Conviene partir de una precisión esencial. Según la información revisada, Teresa Peramato no aparece como investigada, imputada ni condenada en relación con las supuestas “cloacas del PSOE”. Tampoco consta que participara directamente en las reuniones vinculadas al llamado caso Leire Díez, celebradas en marzo y abril de 2025, cuando ella todavía no era fiscal general del Estado. La sospecha, por tanto, no se sostiene hoy sobre una prueba judicial directa contra ella, sino sobre algo políticamente muy relevante: su gestión posterior, sus nombramientos, sus decisiones de amparo hacia García Ortiz y la percepción de continuidad con una Fiscalía ya cuestionada.
La cuestión que enfrenta Peramato no resulta, por el momento, de índole penal; es un asunto institucional, y eso no disminuye su relevancia.
Una fiscal general que llega con prestigio, pero también con mochila
Teresa Peramato llegó a la Fiscalía General con una trayectoria profesional sólida. Había sido fiscal de Sala jefa de la Sección Penal de la Fiscalía del Tribunal Supremo, fiscal de Sala delegada para la Protección y Tutela de las Víctimas y una figura reconocida en materias como violencia sobre la mujer y protección de víctimas. Además, el Consejo General del Poder Judicial avaló por unanimidad que reunía los requisitos para el cargo.
Pero su nombramiento no se produjo en el vacío. Llegó después de Álvaro García Ortiz, cuya etapa dejó a la Fiscalía bajo una presión enorme. Peramato no heredó una institución tranquila, sino una Fiscalía fracturada, cuestionada y sometida a una acusación recurrente de dependencia política. Por eso, desde el primer momento, su gran reto no era solo ser técnicamente válida, sino demostrar independencia real.
Y ahí comienza la dificultad.
Peramato prometió “sanar la herida” de la Fiscalía. Sin embargo, varias de sus decisiones posteriores han sido interpretadas justo en sentido contrario: no como una ruptura con la etapa anterior, sino como una continuidad sofisticada de sus equilibrios internos.
El núcleo de la crítica: nombramientos, protección y continuidad
La fase más delicada de esta investigación no reside en una imputación explícita que vincule a Peramato con una red encubierta, sino en la suma de decisiones que, consideradas en conjunto, dibujan un panorama extremadamente complicado de sostener ante la opinión pública.
Primero, sus nombramientos. En febrero de 2026, Peramato impulsó una tanda de ascensos en la que fueron promovidos fiscales próximos al antiguo equipo de García Ortiz. Entre ellos, Diego Villafañe, identificado como una figura cercana al anterior fiscal general en la Secretaría Técnica. Más tarde, cuando se conoció que Villafañe y Beatriz López Pesquera habían participado en reuniones con Leire Díez y Jacobo Teijelo en 2025, la polémica adquirió otra dimensión: Peramato no solo había heredado ese entorno, sino que había promovido a personas relacionadas con una controversia aún no explicada con suficiente transparencia.

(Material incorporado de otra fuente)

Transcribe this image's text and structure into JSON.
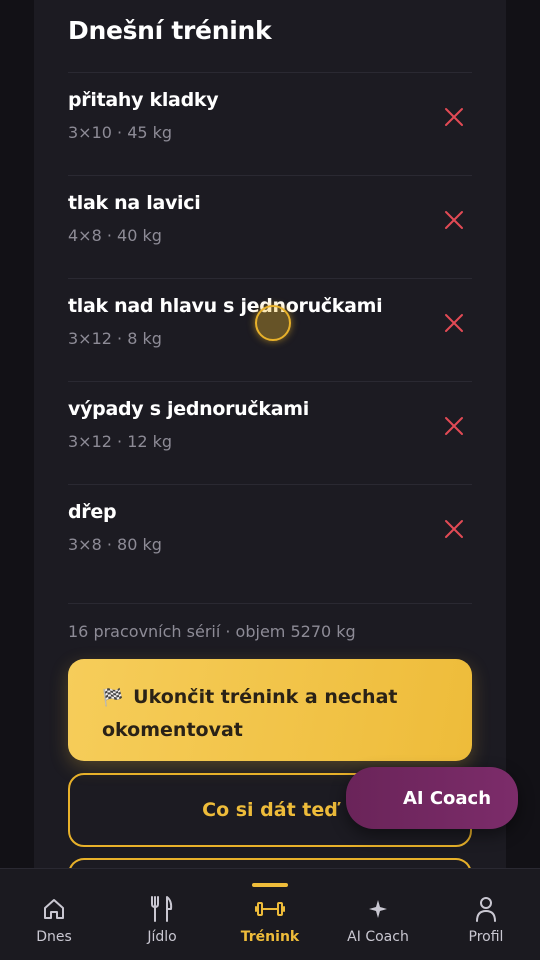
{
  "page": {
    "title": "Dnešní trénink"
  },
  "exercises": [
    {
      "name": "přitahy kladky",
      "meta": "3×10 · 45 kg"
    },
    {
      "name": "tlak na lavici",
      "meta": "4×8 · 40 kg"
    },
    {
      "name": "tlak nad hlavu s jednoručkami",
      "meta": "3×12 · 8 kg"
    },
    {
      "name": "výpady s jednoručkami",
      "meta": "3×12 · 12 kg"
    },
    {
      "name": "dřep",
      "meta": "3×8 · 80 kg"
    }
  ],
  "summary": "16 pracovních sérií · objem 5270 kg",
  "actions": {
    "finish_label": "Ukončit trénink a nechat okomentovat",
    "finish_icon": "checkered-flag-icon",
    "suggest_label": "Co si dát teď"
  },
  "ai_fab": {
    "label": "AI Coach"
  },
  "nav": {
    "items": [
      {
        "label": "Dnes",
        "icon": "home-icon"
      },
      {
        "label": "Jídlo",
        "icon": "fork-knife-icon"
      },
      {
        "label": "Trénink",
        "icon": "dumbbell-icon"
      },
      {
        "label": "AI Coach",
        "icon": "sparkle-icon"
      },
      {
        "label": "Profil",
        "icon": "person-icon"
      }
    ],
    "active": "Trénink"
  },
  "colors": {
    "background": "#121116",
    "card": "#1c1b22",
    "accent": "#eebc3a",
    "remove": "#e24a55",
    "ai_fab": "#7c2c6a",
    "muted_text": "#8d8b96"
  }
}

Ese es el punto verdaderamente corrosivo. Aunque las reuniones fueran anteriores a su llegada al cargo, la promoción posterior de personas asociadas a ellas exige una explicación reforzada. No basta con invocar mérito y capacidad cuando la institución está bajo sospecha. En momentos de crisis reputacional, la legalidad formal no siempre basta; también hace falta prudencia institucional.

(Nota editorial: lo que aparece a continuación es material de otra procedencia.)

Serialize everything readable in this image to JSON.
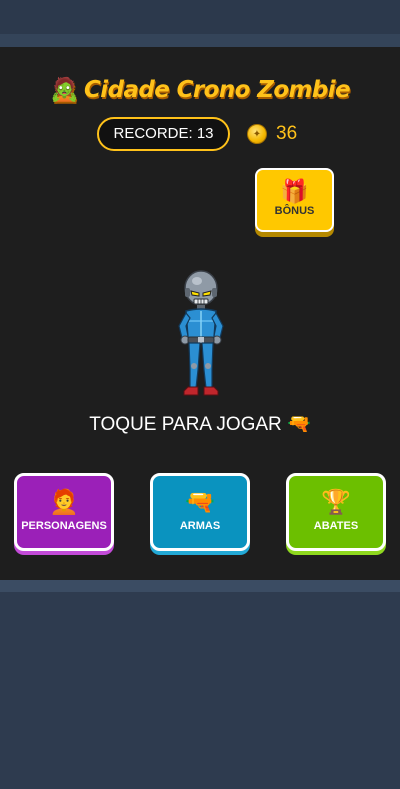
{
  "title": {
    "emoji": "🧟",
    "text": "Cidade Crono Zombie"
  },
  "stats": {
    "record_label": "RECORDE: 13",
    "coins_icon": "coin-icon",
    "coins": "36"
  },
  "bonus": {
    "icon": "🎁",
    "label": "BÔNUS"
  },
  "prompt": {
    "text": "TOQUE PARA JOGAR 🔫"
  },
  "menu": [
    {
      "icon": "🧑‍🦰",
      "label": "PERSONAGENS",
      "color": "#9b20b8"
    },
    {
      "icon": "🔫",
      "label": "ARMAS",
      "color": "#0a93bf"
    },
    {
      "icon": "🏆",
      "label": "ABATES",
      "color": "#6cbf00"
    }
  ],
  "colors": {
    "accent": "#ffc21a",
    "panel_bg": "#1e1e1e",
    "page_bg": "#2e3b4f",
    "bonus_bg": "#ffc800"
  }
}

Segundo, su proceder en relación con García Ortiz. Peramato confirmó su vuelta a la carrera fiscal, rechazó incoar un expediente disciplinario y respaldó que la Fiscalía impugnara ante el Tribunal Constitucional la condena que afectaba a su predecesor. Desde el plano jurídico, puede argumentarse que tales decisiones encajan en la actividad ordinaria del Ministerio Fiscal. En el ámbito político, no obstante, resultan demoledoras para quien había asegurado inaugurar una etapa distinta.

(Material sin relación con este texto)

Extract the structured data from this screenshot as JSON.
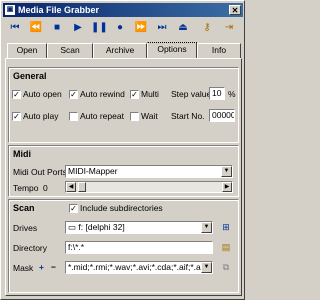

La pregunta crítica es inevitable: ¿cómo se puede restaurar la confianza en una institución si una de las primeras señales públicas es proteger al fiscal general saliente, precisamente el hombre que simbolizaba el deterioro anterior?
Tercero, la no renovación de Almudena Lastra, fiscal superior de Madrid que había declarado contra García Ortiz. Esta decisión fue interpretada por sectores críticos como una represalia o, al menos, como un mensaje interno: quien se aparta de la línea dominante puede quedarse fuera. La Fiscalía defendió la decisión en términos de mérito y capacidad, pero el contexto político e institucional convirtió el movimiento en munición perfecta para quienes denuncian una Fiscalía de bloques, lealtades y castigos.
El caso de Leire Díez: una sombra que lo intensifica todo
El caso Leire Díez actúa como un potente catalizador de la sospecha, ya que, según la información revisada, la Fiscalía comunicó al juez Santiago Pedraz que se celebraron reuniones entre fiscales de la Secretaría Técnica, Leire Díez y Jacobo Teijelo, mientras que la versión oficial sostuvo que García Ortiz fue notificado después y que lo tratado en esos encuentros no ofrecía una base probatoria suficiente.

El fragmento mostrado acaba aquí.